Après la défection de Flash sur les plateformes mobiles, les partisans du HTML5 ont en ligne de mire le champ de bataille suivant : les ordinateurs (lire Occupy Flash : pour un web meilleur… et inversement). Cependant les choses sont loin d'être gagnées d'avances, car Flash conserve quelques avantages auxquels le HTML5 ne peut encore prétendre.
Ubiquité du moteur d'exécution
Si Flash a bénéficié d'une adoption aussi rapide sur les navigateurs et les sites web, c'est qu'il offrait une solution à un véritable casse-tête pour les développeurs web : il offrait un moteur d'exécution unique et universel sur tous les navigateurs, alors que le HTML nécessite souvent une adaptation à chaque navigateur. C'est le fameux "write once, run anywhere" (écrivez une seule fois, exécutez n'importe où) qui fut autrefois la promesse de Java, pleinement remplie par Flash, du moins jusqu'à l'apparition des plateformes mobiles.
Précisément, l'adoption massive de WebKit comme moteur de rendu sur les plateformes mobiles a rendu le même service pour les développeurs web. Pour peu que la version mobile d'un site s'affiche correctement sur un OS mobile donné, celle-ci fonctionnera à peu près de la même manière sur toutes. Et comme précisément Flash manquait à l'appel sur iOS, c'est donc le HTML5 qui fit œuvre de passerelle par le biais de WebKit.
La donne est cependant bien différente sur ordinateurs, dont les différents navigateurs se partagent entre plusieurs moteurs de rendu : WebKit pour Safari et Chrome, Gecko pour Firefox et nombre de ses déclinaisons, et Trident pour Internet Explorer. Il ne s'agit là cependant que d'un moteur de rendu, auquel il faut également ajouter le moteur d'exécution JavaScript qui diffère encore de navigateur en navigateur, tant en fonctionnalités qu'en rapidité d'exécution, y compris parmi ceux qui partagent le même moteur de rendu. Sans oublier que les navigateurs ne supportent le HTML5 que de manière encore parcellaire (Safari 5.1.2 s'en tire avec un score de 308 sur 450, contre 342 pour Chrome sur le haut du podium)

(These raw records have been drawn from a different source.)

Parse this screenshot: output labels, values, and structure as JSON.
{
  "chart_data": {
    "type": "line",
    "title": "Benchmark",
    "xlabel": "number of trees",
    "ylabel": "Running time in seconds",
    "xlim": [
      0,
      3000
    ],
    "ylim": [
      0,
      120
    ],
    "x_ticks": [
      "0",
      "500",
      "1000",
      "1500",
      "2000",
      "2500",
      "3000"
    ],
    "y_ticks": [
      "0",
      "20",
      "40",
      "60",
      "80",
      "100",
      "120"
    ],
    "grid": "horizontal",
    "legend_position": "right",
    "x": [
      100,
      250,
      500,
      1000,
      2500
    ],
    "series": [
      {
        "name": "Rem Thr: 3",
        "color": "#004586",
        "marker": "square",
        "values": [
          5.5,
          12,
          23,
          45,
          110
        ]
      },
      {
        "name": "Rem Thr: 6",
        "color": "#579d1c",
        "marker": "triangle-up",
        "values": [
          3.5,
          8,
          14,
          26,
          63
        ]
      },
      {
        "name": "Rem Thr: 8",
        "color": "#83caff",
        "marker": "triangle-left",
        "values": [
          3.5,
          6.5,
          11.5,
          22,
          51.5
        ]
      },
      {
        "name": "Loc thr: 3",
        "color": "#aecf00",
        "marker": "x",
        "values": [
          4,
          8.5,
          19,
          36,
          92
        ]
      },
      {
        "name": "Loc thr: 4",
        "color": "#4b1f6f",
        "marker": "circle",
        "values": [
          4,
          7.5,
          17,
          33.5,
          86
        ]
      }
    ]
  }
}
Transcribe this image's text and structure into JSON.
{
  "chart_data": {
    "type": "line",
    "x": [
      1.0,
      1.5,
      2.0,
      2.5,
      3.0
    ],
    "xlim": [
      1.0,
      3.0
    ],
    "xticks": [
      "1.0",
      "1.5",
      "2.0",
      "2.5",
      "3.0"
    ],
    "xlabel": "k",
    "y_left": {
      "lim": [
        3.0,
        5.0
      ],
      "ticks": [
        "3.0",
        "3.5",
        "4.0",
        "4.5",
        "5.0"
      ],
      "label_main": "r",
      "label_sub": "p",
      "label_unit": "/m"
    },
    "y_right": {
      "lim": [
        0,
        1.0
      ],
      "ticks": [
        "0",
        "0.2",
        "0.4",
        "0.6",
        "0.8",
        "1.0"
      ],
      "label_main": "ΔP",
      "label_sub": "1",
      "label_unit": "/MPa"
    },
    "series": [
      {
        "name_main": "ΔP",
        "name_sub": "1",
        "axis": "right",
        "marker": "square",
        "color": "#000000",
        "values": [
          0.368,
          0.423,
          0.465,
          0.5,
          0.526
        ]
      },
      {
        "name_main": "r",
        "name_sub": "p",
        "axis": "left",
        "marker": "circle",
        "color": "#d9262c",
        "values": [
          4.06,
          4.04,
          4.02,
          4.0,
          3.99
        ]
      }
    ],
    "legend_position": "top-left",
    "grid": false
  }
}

En somme, Flash a encore de nombreux services à rendre, ne serait-ce que pour simplifier la tâche des développeurs web.
Cauchemar audiovisuel
Les choses ne s'en tiennent pas là malgré tout. Bien que le HTML5 ajoute le support de la vidéo et du son, ceux-ci ne font pour l'heure qu'augmenter le casse-tête.
En effet, le W3C n'est pour l'heure pas parvenu à imposer un standard de format de fichier, les entreprises comme Apple et Microsoft pesant de tout leur poids pour soutenir le couple H.264/AAC qui sont propriétaires, et les partisans des formats libres, de la fondation Mozilla jusqu'à Google, soutiennent Ogg Theora, Ogg Vorbis, et WebM.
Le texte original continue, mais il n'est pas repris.